Esta dificultad del cerebro para procesar empatía hacía más de una persona a la vez, alertan los científicos, “puede obstaculizar nuestras respuestas hacia problemas humanitarios a gran escala como las crisis de refugiados o los genocidios”. No solo eso: otros estudios, como este realizado en Israel, notan que se castiga más duramente a quien causa un daño a una sola persona que a quien daña a varias a la vez. La multa que se merece un gestor que descuida la cartera de un solo cliente, de un dentista que ignora a un único paciente, es mucho peor que si se provoca pérdidas o dolores a varios consumidores.
La foto de Aylan Kurdi en la orilla del Mediterráneo provocó que se multiplicaran por 100 las donaciones a la Cruz Roja, cuando los informativos dan noticia de docenas de ahogamientos de refugiados cada semana que no provocan ese aumento de las ayudas. Por eso funcionan tan bien las imágenes de una tragedia personal para retratar una catástrofe en los medios: porque nos ayuda a empatizar con el problema. Desde la madre migrante de la Gran Depresión en 1936, hasta el racismo hacia George Floyd en 2020, pasando por la niña abrasada por el napalm en Vietnam en 1972 o el manifestante que se enfrenta a los tanques en Tiananmenn en 1989, el sufrimiento de millones de humanos se expresa mejor —nos llega mejor— a través de un único rostro.
Lógicamente, los científicos advierten de que no todo está perdido ni está justificado rendirse: descubrir que esa dificultad para empatizar con multitudes “está incorporada en nuestros cerebros no significa que debamos aceptarla como una excusa para actuar pasivamente cuando nos enfrentamos a crisis a gran escala”. A Slovic le preocupa especialmente cómo afecta esto a grandes catástrofes o genocidios en los que sí se puede ayudar. Como expresó Abel Herzberg, superviviente del Holocausto, para reforzar esa escala humana: “No hubo seis millones de judíos asesinados. Hubo un asesinato, seis millones de veces”. Frente a numerosas víctimas, como durante la pandemia de covid, se puede perder la perspectiva. Por eso sería más útil ponerse la mascarilla pensando en proteger a una persona vulnerable conocida —la abuela, el primo enfermo, etc.— que en la humanidad, los españoles o los pucelanos. Mejor pensar en esa enfermera que nos conmovió cuando la vimos llorando en el Telediario que en los sanitarios en general.

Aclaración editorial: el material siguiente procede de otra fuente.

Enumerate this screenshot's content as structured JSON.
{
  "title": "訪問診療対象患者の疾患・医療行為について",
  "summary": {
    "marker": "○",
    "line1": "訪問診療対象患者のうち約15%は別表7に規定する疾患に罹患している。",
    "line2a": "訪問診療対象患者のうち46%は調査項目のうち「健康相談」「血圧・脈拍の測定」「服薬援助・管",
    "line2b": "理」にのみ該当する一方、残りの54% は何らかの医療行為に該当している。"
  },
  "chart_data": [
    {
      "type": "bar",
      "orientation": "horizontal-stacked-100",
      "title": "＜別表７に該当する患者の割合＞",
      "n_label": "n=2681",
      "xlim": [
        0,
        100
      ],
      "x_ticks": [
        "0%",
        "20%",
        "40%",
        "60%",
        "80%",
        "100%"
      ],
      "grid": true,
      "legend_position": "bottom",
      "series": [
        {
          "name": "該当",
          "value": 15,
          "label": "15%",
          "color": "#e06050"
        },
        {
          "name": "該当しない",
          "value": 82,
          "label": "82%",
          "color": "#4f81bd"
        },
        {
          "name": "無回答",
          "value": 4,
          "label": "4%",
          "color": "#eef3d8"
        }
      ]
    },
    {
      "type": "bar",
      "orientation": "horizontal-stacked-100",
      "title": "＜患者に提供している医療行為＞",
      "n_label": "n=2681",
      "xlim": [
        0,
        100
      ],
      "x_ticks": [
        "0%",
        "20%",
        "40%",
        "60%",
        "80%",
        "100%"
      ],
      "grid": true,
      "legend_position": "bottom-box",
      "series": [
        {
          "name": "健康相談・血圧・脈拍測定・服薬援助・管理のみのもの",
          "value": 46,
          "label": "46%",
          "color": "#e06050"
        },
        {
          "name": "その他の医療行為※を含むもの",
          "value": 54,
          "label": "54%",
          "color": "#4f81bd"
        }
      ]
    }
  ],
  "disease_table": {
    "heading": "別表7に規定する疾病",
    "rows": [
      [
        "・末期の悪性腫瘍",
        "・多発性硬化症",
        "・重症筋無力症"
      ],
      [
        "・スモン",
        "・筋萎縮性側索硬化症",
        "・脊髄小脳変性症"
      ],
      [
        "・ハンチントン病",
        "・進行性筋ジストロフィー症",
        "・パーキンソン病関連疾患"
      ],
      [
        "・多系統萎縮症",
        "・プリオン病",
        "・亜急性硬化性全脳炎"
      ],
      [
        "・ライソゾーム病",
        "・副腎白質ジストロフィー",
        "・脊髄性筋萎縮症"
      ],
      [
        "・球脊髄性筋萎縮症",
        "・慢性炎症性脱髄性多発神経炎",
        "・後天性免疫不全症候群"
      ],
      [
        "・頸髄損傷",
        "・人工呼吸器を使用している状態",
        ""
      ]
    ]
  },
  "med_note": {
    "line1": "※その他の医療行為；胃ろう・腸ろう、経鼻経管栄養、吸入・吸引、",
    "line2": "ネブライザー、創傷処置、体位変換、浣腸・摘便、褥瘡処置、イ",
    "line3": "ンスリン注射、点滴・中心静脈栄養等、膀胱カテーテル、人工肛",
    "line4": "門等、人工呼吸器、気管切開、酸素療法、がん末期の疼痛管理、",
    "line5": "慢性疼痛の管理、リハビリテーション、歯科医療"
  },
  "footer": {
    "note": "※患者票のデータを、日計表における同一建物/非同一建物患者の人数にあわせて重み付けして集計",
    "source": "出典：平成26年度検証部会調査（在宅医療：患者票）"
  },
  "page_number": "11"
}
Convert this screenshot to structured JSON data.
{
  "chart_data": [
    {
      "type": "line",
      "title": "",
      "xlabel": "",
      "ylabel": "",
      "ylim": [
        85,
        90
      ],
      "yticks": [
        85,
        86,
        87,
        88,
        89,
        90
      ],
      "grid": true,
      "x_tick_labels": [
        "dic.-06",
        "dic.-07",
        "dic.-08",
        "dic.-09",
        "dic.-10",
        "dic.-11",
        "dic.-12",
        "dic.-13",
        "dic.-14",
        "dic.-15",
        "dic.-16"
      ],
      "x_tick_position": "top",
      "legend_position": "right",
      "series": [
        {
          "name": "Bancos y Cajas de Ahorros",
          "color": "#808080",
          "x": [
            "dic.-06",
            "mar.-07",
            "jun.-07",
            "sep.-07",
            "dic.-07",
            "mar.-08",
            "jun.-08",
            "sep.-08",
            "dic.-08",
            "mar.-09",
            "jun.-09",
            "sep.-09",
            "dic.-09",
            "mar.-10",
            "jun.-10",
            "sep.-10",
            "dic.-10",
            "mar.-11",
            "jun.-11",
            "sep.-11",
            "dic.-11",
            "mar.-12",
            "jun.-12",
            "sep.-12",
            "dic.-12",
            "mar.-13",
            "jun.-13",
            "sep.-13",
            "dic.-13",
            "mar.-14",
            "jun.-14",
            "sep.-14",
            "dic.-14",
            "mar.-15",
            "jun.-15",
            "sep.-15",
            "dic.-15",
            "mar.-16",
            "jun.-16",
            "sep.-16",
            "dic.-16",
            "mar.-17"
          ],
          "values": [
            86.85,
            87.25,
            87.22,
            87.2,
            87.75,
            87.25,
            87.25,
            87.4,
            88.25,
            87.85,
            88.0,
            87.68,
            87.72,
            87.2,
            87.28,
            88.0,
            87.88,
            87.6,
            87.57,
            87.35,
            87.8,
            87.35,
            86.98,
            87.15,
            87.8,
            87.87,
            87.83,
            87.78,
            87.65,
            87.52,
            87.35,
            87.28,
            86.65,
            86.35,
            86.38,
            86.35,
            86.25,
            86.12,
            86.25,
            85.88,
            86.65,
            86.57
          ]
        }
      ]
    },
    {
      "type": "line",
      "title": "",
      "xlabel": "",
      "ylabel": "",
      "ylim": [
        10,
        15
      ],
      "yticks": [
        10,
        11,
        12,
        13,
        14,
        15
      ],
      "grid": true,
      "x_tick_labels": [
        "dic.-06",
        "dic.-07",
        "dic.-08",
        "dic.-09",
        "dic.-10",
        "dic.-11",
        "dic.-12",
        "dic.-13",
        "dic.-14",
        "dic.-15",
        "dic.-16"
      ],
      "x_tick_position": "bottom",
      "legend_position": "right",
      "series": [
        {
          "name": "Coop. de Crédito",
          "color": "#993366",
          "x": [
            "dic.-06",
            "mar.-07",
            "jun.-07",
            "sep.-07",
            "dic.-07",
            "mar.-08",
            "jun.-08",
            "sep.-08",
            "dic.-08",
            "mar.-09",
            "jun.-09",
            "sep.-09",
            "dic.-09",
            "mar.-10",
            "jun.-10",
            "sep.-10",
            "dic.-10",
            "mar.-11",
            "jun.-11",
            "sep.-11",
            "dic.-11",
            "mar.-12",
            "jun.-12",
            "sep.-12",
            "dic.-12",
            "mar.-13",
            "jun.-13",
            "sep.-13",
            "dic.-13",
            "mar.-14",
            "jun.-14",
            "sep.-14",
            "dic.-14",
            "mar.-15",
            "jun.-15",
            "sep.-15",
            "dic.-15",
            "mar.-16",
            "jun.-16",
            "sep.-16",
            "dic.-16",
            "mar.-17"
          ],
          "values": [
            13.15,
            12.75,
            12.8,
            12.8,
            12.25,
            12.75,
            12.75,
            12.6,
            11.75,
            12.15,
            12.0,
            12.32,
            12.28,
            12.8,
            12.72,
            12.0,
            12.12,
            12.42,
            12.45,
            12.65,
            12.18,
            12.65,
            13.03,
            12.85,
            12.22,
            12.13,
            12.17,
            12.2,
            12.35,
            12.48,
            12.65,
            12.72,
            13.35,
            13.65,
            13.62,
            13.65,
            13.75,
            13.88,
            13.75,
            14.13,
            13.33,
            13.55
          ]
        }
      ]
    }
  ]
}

Además, nuevos estudios están explorando un matiz importante: no es tanto que tengamos una compasión limitada, sino que lo que nos cuesta es asumir el coste emocional de no ayudar lo suficiente. Pero se ha visto que es posible regular esos sentimientos para ampliarlos hacia un grupo. En otro estudio sobre donaciones caritativas se observó que la gente estaba dispuesta a enviar dinero a una persona que lo necesitara, pero que si sabían que una segunda persona también necesitaba ayuda pero no podían ayudarla, estaban menos inclinados a donar a la primera persona. “Reparar esa necesidad ya no produce tanta satisfacción”, explica Slovic.